A mediados de agosto el caso por el asesinato de Gatti fue reabierto y al día siguiente se ofreció una recompensa de 1.350.000 pesos para quien aporte datos sobre el crimen que ocurrió el 21 de septiembre del año pasado a las 21.30 en el patio de la casa del barrio Río Grande. Esa noche Fernando llegó junto a su hermana a dejar a su abuelo pero dos jóvenes los esperaban agazapados en el patio. Hubo un forcejeo, y mientras uno de los asaltantes ya se iba, el otro regresó, le disparó a Fernando y se fue sin robar nada.

La única pista firme que se tenía era un gorro de lana que se encontró en las inmediaciones de la escena del crimen y del cual se extrajo ADN. Pero no tenían con quien cotejarlo hasta que un socio frustrado delató a Nuñez.

Contó que lo había invitado a asaltar la casa de los Gatti, que él debía manejar una moto en la que huirían, pero que finalmente desistió de participar. La pista contra Nuñez estaba marcada, pero cobró fuerza cuando un hombre que vive en un templo evangélico aportó otro dato nodal: reveló que Nuñez le mostró el video del crimen y le confesó ser quien le disparó a Gatti.

En la audiencia de ayer la jueza Mara Suste avaló el pedido de la fiscalía e imputó a Nuñez por los delitos de homicidio criminis causa en concurso real con robo calificado en grado de tentativa y dispuso que cumpla seis meses de prisión preventiva a la espera del inicio del juicio.

El fiscal García explicó que se optó por la figura penal que contempla la pena única de prisión perpetua porque Nuñez, o “Caso” como lo llaman, “denotó desprecio por la vida porque al no poder cometer el robo es que decide matarlo a Gatti”. Y anticipó que procederán al cotejo del ADN de Nuñez con el extraído del gorro.

La recompensa
1.350.000
es el aporte que podrán cobrar quienes aporten datos de los autores y declaren en el futuro juicio por jurados.
“Para colmo nació el mismo día y el mismo año que mi hijo, el 24 de julio de 1982, es muy fuerte. Cuando lo dijeron no sabía qué sentir”.
Liliana Ventura, la madre de Fernando Gatti, presenció hoy el debate.
Conformidad de la familia con el avance
Un socio, un gorro y una confesión, las claves en el crimen del zapatero
Los padres de Gatti aguardan ahora un juicio ejemplar.

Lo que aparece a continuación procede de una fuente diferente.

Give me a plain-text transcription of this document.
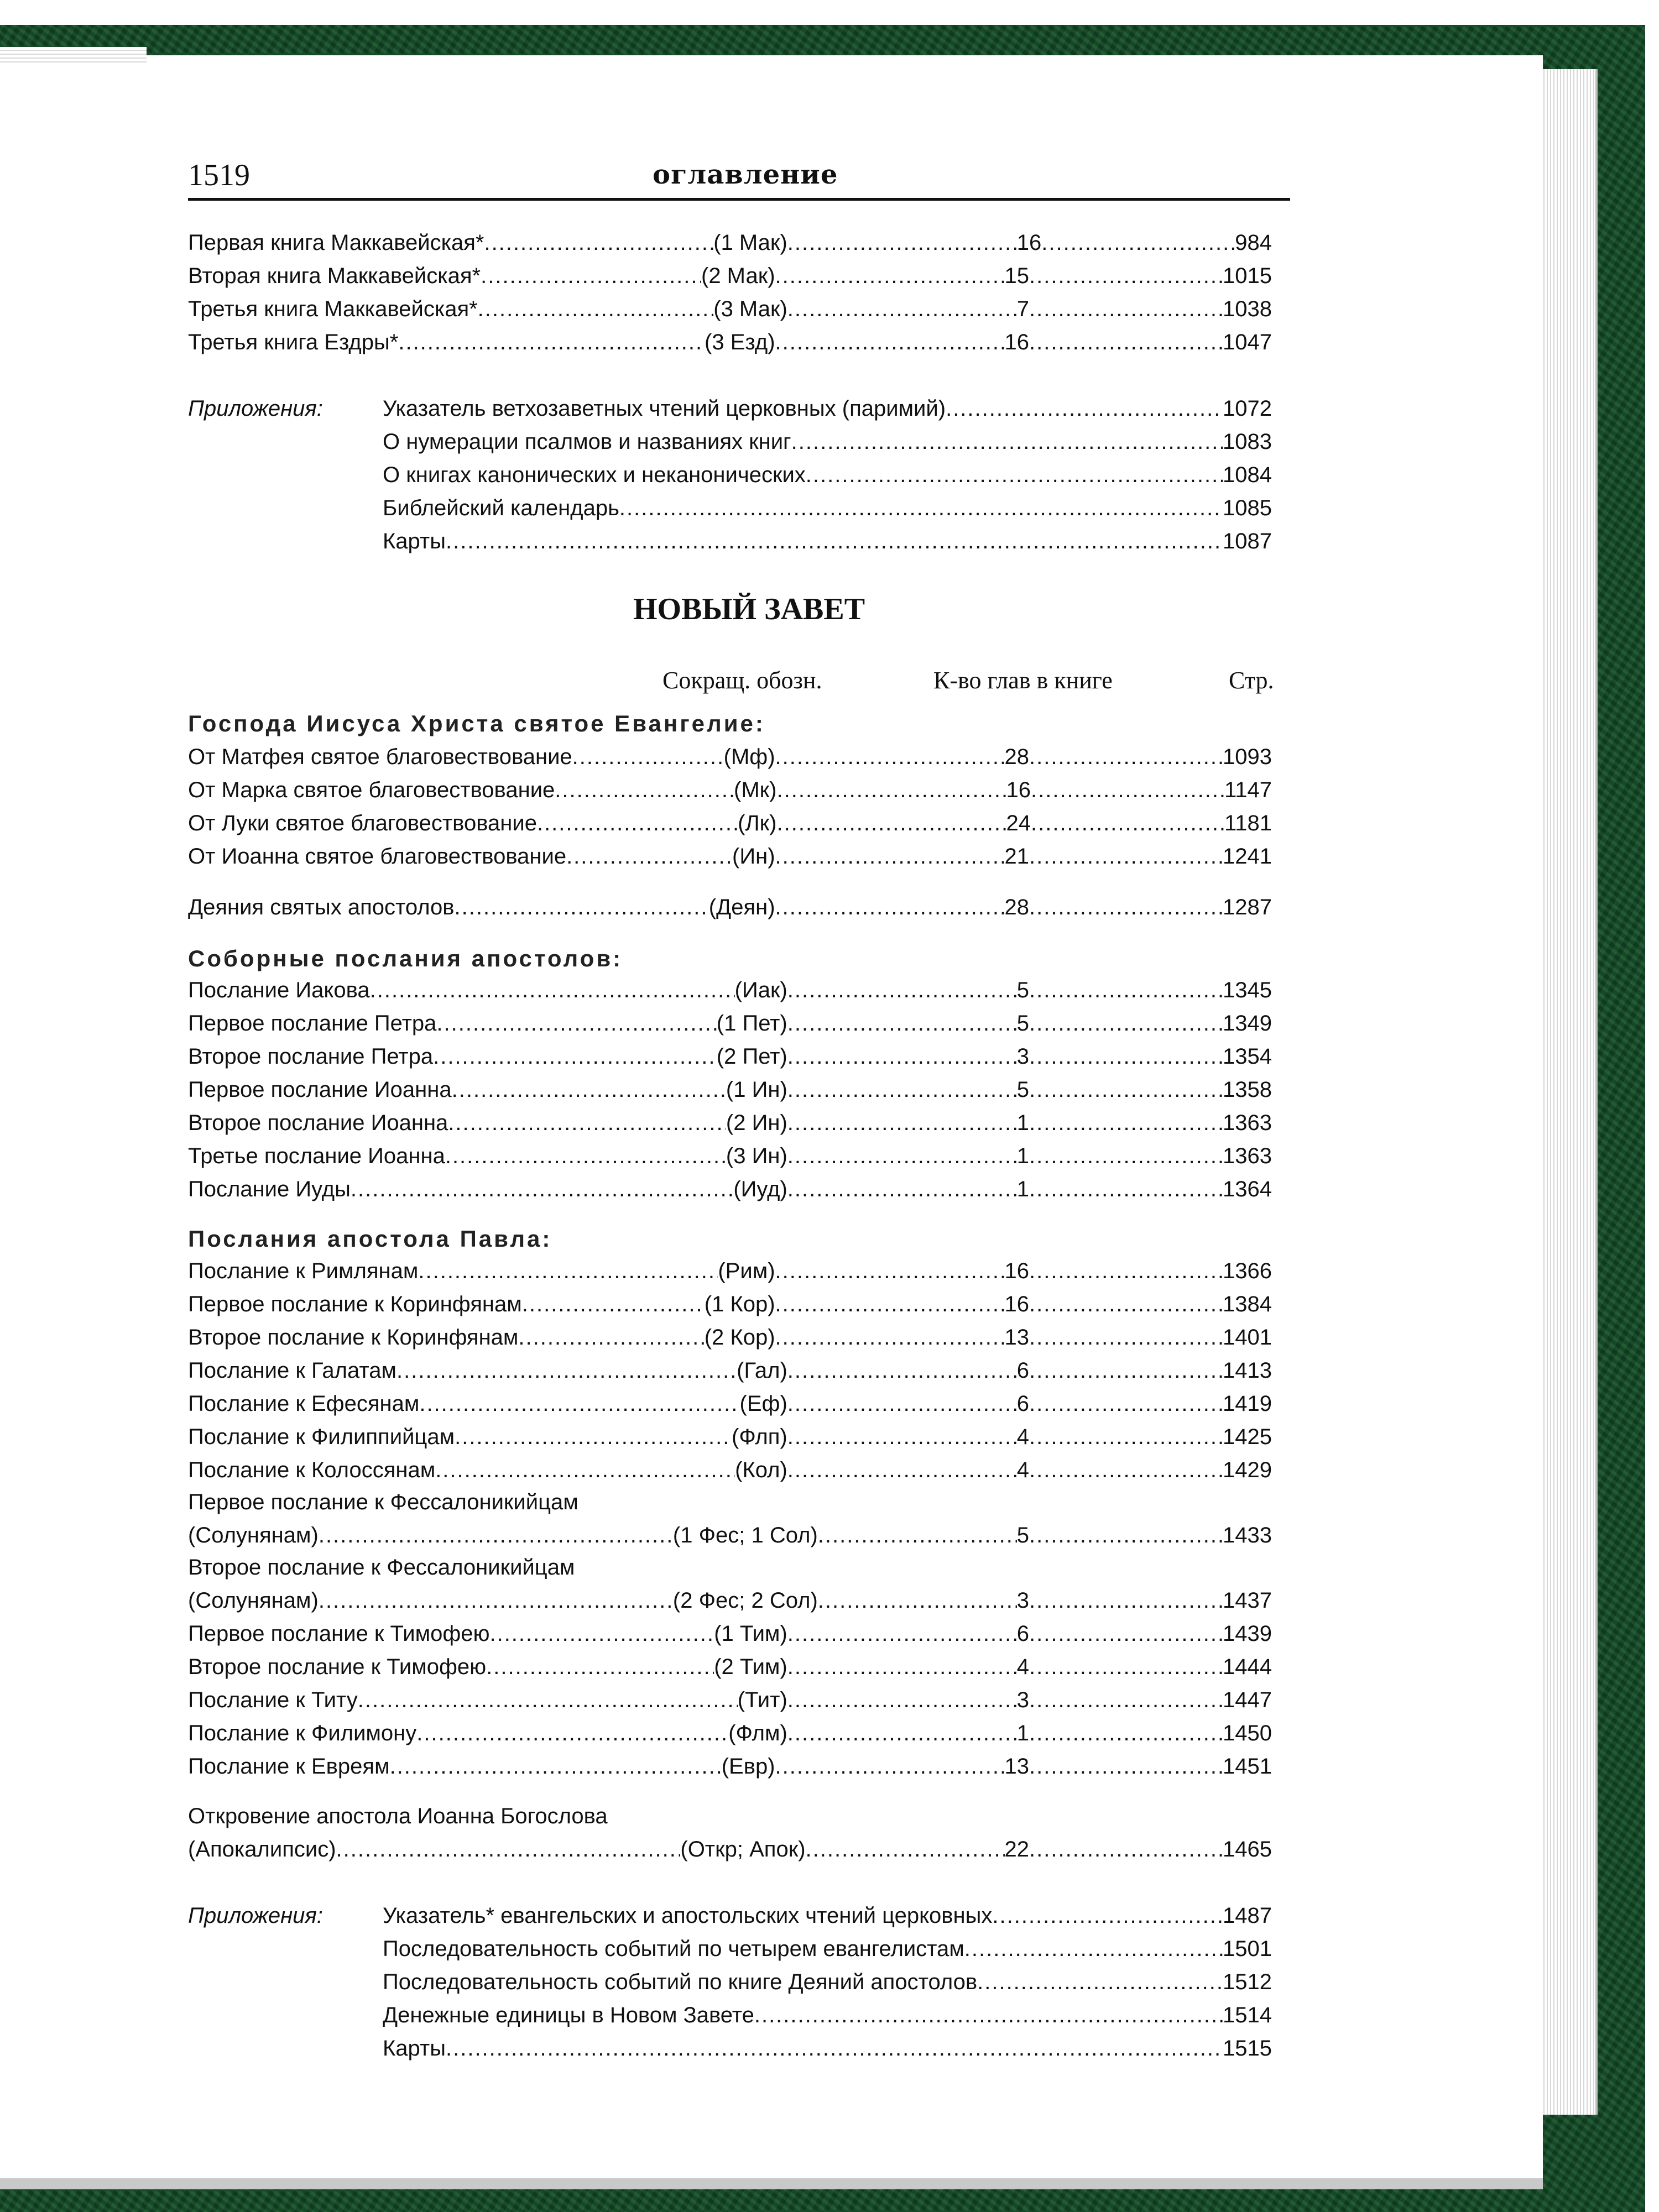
1519	оглавление
Первая книга Маккавейская* .....	(1 Мак) .....	16 .....	984
Вторая книга Маккавейская* .....	(2 Мак) .....	15 .....	1015
Третья книга Маккавейская* .....	(3 Мак) .....	7 .....	1038
Третья книга Ездры* .....	(3 Езд) .....	16 .....	1047
Приложения:	Указатель ветхозаветных чтений церковных (паримий) .....	1072
О нумерации псалмов и названиях книг .....	1083
О книгах канонических и неканонических .....	1084
Библейский календарь .....	1085
Карты .....	1087
НОВЫЙ ЗАВЕТ
Сокращ. обозн.	К-во глав в книге	Стр.
Господа Иисуса Христа святое Евангелие:
От Матфея святое благовествование .....	(Мф) .....	28 .....	1093
От Марка святое благовествование .....	(Мк) .....	16 .....	1147
От Луки святое благовествование .....	(Лк) .....	24 .....	1181
От Иоанна святое благовествование .....	(Ин) .....	21 .....	1241
Деяния святых апостолов .....	(Деян) .....	28 .....	1287
Соборные послания апостолов:
Послание Иакова .....	(Иак) .....	5 .....	1345
Первое послание Петра .....	(1 Пет) .....	5 .....	1349
Второе послание Петра .....	(2 Пет) .....	3 .....	1354
Первое послание Иоанна .....	(1 Ин) .....	5 .....	1358
Второе послание Иоанна .....	(2 Ин) .....	1 .....	1363
Третье послание Иоанна .....	(3 Ин) .....	1 .....	1363
Послание Иуды .....	(Иуд) .....	1 .....	1364
Послания апостола Павла:
Послание к Римлянам .....	(Рим) .....	16 .....	1366
Первое послание к Коринфянам .....	(1 Кор) .....	16 .....	1384
Второе послание к Коринфянам .....	(2 Кор) .....	13 .....	1401
Послание к Галатам .....	(Гал) .....	6 .....	1413
Послание к Ефесянам .....	(Еф) .....	6 .....	1419
Послание к Филиппийцам .....	(Флп) .....	4 .....	1425
Послание к Колоссянам .....	(Кол) .....	4 .....	1429
Первое послание к Фессалоникийцам
(Солунянам) .....	(1 Фес; 1 Сол) .....	5 .....	1433
Второе послание к Фессалоникийцам
(Солунянам) .....	(2 Фес; 2 Сол) .....	3 .....	1437
Первое послание к Тимофею .....	(1 Тим) .....	6 .....	1439
Второе послание к Тимофею .....	(2 Тим) .....	4 .....	1444
Послание к Титу .....	(Тит) .....	3 .....	1447
Послание к Филимону .....	(Флм) .....	1 .....	1450
Послание к Евреям .....	(Евр) .....	13 .....	1451
Откровение апостола Иоанна Богослова
(Апокалипсис) .....	(Откр; Апок) .....	22 .....	1465
Приложения:	Указатель* евангельских и апостольских чтений церковных .....	1487
Последовательность событий по четырем евангелистам .....	1501
Последовательность событий по книге Деяний апостолов .....	1512
Денежные единицы в Новом Завете .....	1514
Карты .....	1515
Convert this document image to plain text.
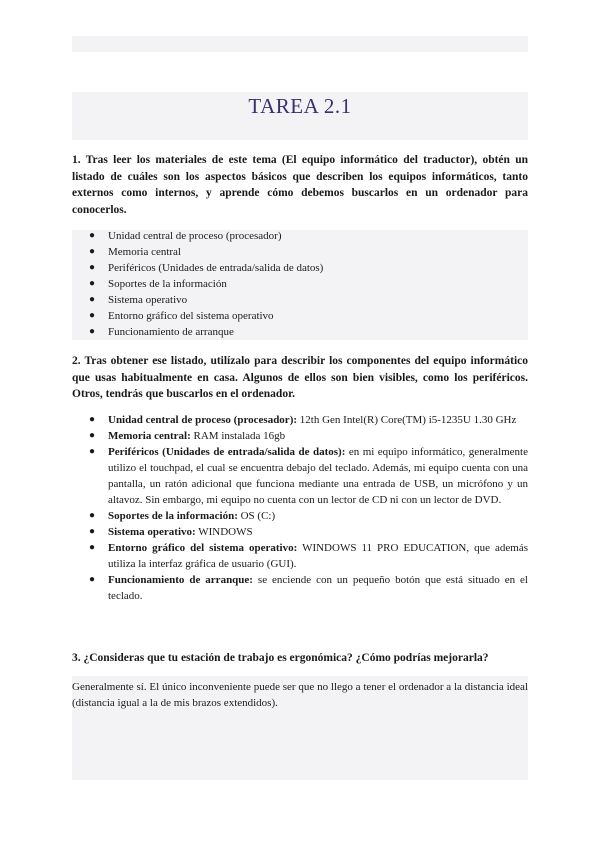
TAREA 2.1

1. Tras leer los materiales de este tema (El equipo informático del traductor), obtén un listado de cuáles son los aspectos básicos que describen los equipos informáticos, tanto externos como internos, y aprende cómo debemos buscarlos en un ordenador para conocerlos.

● Unidad central de proceso (procesador)
● Memoria central
● Periféricos (Unidades de entrada/salida de datos)
● Soportes de la información
● Sistema operativo
● Entorno gráfico del sistema operativo
● Funcionamiento de arranque

2. Tras obtener ese listado, utilízalo para describir los componentes del equipo informático que usas habitualmente en casa. Algunos de ellos son bien visibles, como los periféricos. Otros, tendrás que buscarlos en el ordenador.

● Unidad central de proceso (procesador): 12th Gen Intel(R) Core(TM) i5-1235U 1.30 GHz
● Memoria central: RAM instalada 16gb
● Periféricos (Unidades de entrada/salida de datos): en mi equipo informático, generalmente utilizo el touchpad, el cual se encuentra debajo del teclado. Además, mi equipo cuenta con una pantalla, un ratón adicional que funciona mediante una entrada de USB, un micrófono y un altavoz. Sin embargo, mi equipo no cuenta con un lector de CD ni con un lector de DVD.
● Soportes de la información: OS (C:)
● Sistema operativo: WINDOWS
● Entorno gráfico del sistema operativo: WINDOWS 11 PRO EDUCATION, que además utiliza la interfaz gráfica de usuario (GUI).
● Funcionamiento de arranque: se enciende con un pequeño botón que está situado en el teclado.

3. ¿Consideras que tu estación de trabajo es ergonómica? ¿Cómo podrías mejorarla?

Generalmente sí. El único inconveniente puede ser que no llego a tener el ordenador a la distancia ideal (distancia igual a la de mis brazos extendidos).
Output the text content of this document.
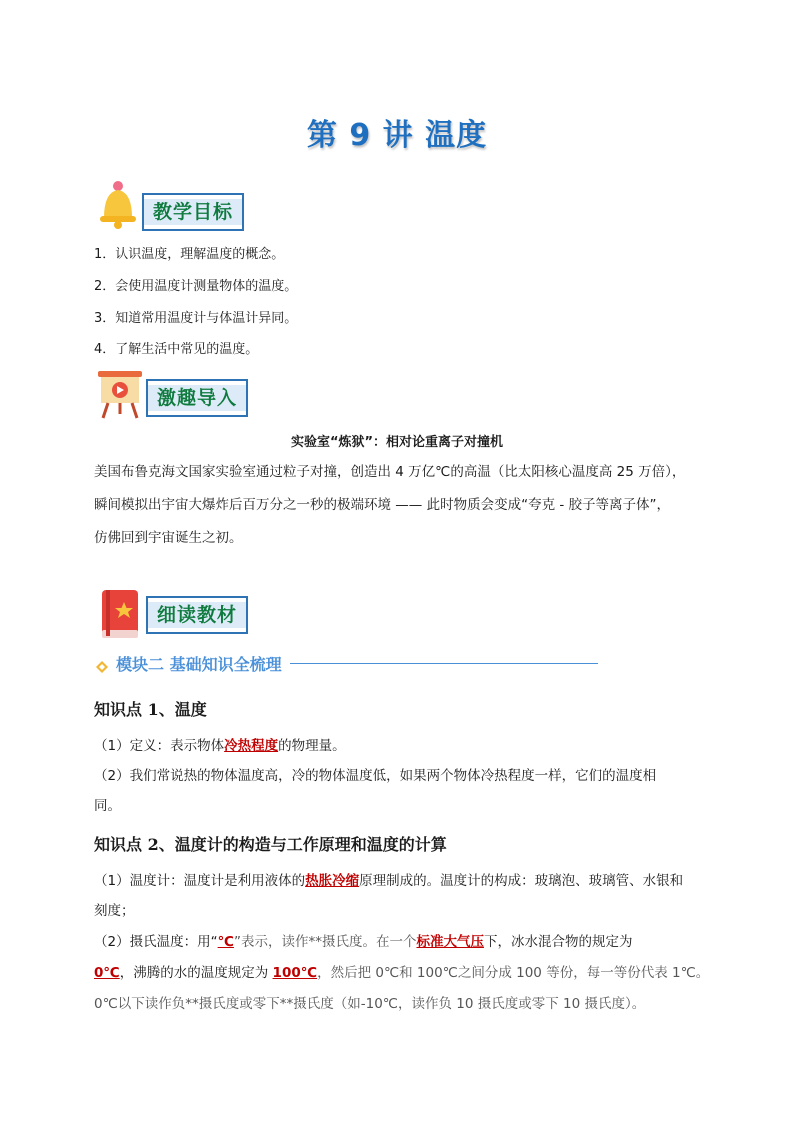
第 9 讲 温度
教学目标
1．认识温度，理解温度的概念。
2．会使用温度计测量物体的温度。
3．知道常用温度计与体温计异同。
4．了解生活中常见的温度。
激趣导入
实验室“炼狱”：相对论重离子对撞机
美国布鲁克海文国家实验室通过粒子对撞，创造出 4 万亿℃的高温（比太阳核心温度高 25 万倍），
瞬间模拟出宇宙大爆炸后百万分之一秒的极端环境 —— 此时物质会变成“夸克 - 胶子等离子体”，
仿佛回到宇宙诞生之初。
细读教材
模块二 基础知识全梳理
知识点 1、温度
（1）定义：表示物体冷热程度的物理量。
（2）我们常说热的物体温度高，冷的物体温度低，如果两个物体冷热程度一样，它们的温度相
同。
知识点 2、温度计的构造与工作原理和温度的计算
（1）温度计：温度计是利用液体的热胀冷缩原理制成的。温度计的构成：玻璃泡、玻璃管、水银和
刻度；
（2）摄氏温度：用“℃”表示，读作**摄氏度。在一个标准大气压下，冰水混合物的规定为
0℃，沸腾的水的温度规定为 100℃，然后把 0℃和 100℃之间分成 100 等份，每一等份代表 1℃。
0℃以下读作负**摄氏度或零下**摄氏度（如-10℃，读作负 10 摄氏度或零下 10 摄氏度）。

“Es muy difícil estar en esa habitación con él (Nuñez) sentado ahí, te remueve todo”, contó Liliana Ventura, la mamá de Fernando Gatti ayer al término de la audiencia en la que no faltaron las lágrimas.

Para la familia Gatti “lo más importante es que lo atraparon porque en cualquier momento se iba a ir y ya no lo encontraban”, remarcó Oscar Gatti, el padre de Fernando. Y con la voz entrecortada señaló que “espero que sufra el castigo que corresponde, porque si realmente se cumplen las penas por las que está en curso este delito no tendría que salir más”.

Liliana también planteó que “a mí a mi hijo nadie me lo va a devolver pero por lo menos la persona que hizo esto que lo pague estando en prisión”.

“Este señor evidentemente no es la primera vez que hace esto”, contó Liliana en referencia a las dos condenas que Nuñez tuvo en 2002 y 2007 y enfatizó que “yo pienso que si queda libre es un peligro andante y espero que a nadie le toque”.

“Queremos poder estar en paz, que reciba el castigo que corresponde y que nadie más tenga que correr este peligro”, cerró Oscar.